TG: It’s weird but I don’t consume music like that. Sure I have an iPod, but I collect vinyl. I listen to mp3s but I love the experience of holding an actual record in my hands. Going through the record stores and picking things by the cover art or just on a whim. It a real, physical experience, and not a file in cyberspace. Mp3s just feel so disposable. The first time you put out a record, especially if it’s vinyl, when you get it back from the pressing plant and are holding it in your hand, looking at it. It feels real.
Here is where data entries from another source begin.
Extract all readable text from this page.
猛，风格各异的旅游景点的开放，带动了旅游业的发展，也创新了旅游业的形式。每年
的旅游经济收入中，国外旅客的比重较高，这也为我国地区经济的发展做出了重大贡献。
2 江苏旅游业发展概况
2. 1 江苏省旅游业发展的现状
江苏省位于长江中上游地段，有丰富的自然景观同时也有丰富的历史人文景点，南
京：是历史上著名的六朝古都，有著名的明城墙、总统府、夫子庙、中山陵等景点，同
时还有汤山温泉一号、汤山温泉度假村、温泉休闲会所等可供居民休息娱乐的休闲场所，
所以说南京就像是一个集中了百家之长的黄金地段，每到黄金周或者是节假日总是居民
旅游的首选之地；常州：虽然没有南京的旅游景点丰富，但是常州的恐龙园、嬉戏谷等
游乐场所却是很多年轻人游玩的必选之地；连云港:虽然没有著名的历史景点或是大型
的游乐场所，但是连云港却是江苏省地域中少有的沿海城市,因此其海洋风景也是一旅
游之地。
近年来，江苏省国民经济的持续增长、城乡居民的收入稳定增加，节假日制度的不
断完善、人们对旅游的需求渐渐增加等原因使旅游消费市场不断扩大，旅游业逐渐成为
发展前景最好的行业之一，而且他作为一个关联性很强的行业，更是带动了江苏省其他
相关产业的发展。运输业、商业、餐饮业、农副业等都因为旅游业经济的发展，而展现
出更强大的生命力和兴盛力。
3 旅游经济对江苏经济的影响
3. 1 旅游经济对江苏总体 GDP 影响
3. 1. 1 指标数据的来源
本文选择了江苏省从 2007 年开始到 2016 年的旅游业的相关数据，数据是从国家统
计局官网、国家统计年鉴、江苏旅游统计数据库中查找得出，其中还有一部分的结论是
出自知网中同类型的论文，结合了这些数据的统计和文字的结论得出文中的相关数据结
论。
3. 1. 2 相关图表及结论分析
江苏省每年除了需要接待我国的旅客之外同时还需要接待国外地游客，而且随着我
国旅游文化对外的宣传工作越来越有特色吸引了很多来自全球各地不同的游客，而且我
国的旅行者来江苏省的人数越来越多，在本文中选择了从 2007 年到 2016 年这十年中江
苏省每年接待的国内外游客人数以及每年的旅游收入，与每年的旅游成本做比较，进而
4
It is such an amazing feeling of, ‘I made this.’ Seeing your music on iTunes gives you the feeling of, ‘Cool, my name is on a computer screen,’ but it lacks that feel of accomplishment as opposed to having your hands on a record.
QRO: What it is that [producer] Butch Vig brings to Against Me!?
TG: A lot of things. He has the technical expertise; it goes without saying that he knows how to make records. He brought a lot of confidence to us. Having someone like Butch in your corner championing you and being someone you can trust is a really big asset.
QRO: How has the transition been with Jay and the band? Do you think things sound different with someone else behind the drums?
TG: It’s been fantastic. It is hard for us to tell if the audience hears a difference but each musician has their own feel for how things are played. It’s an all around good feel. The drummer drives the songs and different guys have different pockets where you can tell when they are locked in and with Jay, we all seem to find that groove easily I think the fans can appreciate it.
QRO: How do you think The Fest will go for you all this year?
TG: I’m sure it will be a drunken good time. We played the first four Fests then took the last six off. Things happen. Our schedules didn’t line up or what not but it is a super easy thing for us to play. It’s like being in our home court. It’s funny how the people who go to the Fest have a different view about it than the people who live in the town. When you live there it is just a ton of people coming in and taking over the town but if you are going there on a vacation, you are taking over the town and looking for a fun time. We are really looking forward to doing that show again.
QRO: What’s on tap for Against Me! after this tour season is done?
TG: We will be working on writing on the next record for the rest of the year then back into the studio. The fest is the last show for us this year but there is spots between now and then where we can get some work done on the road.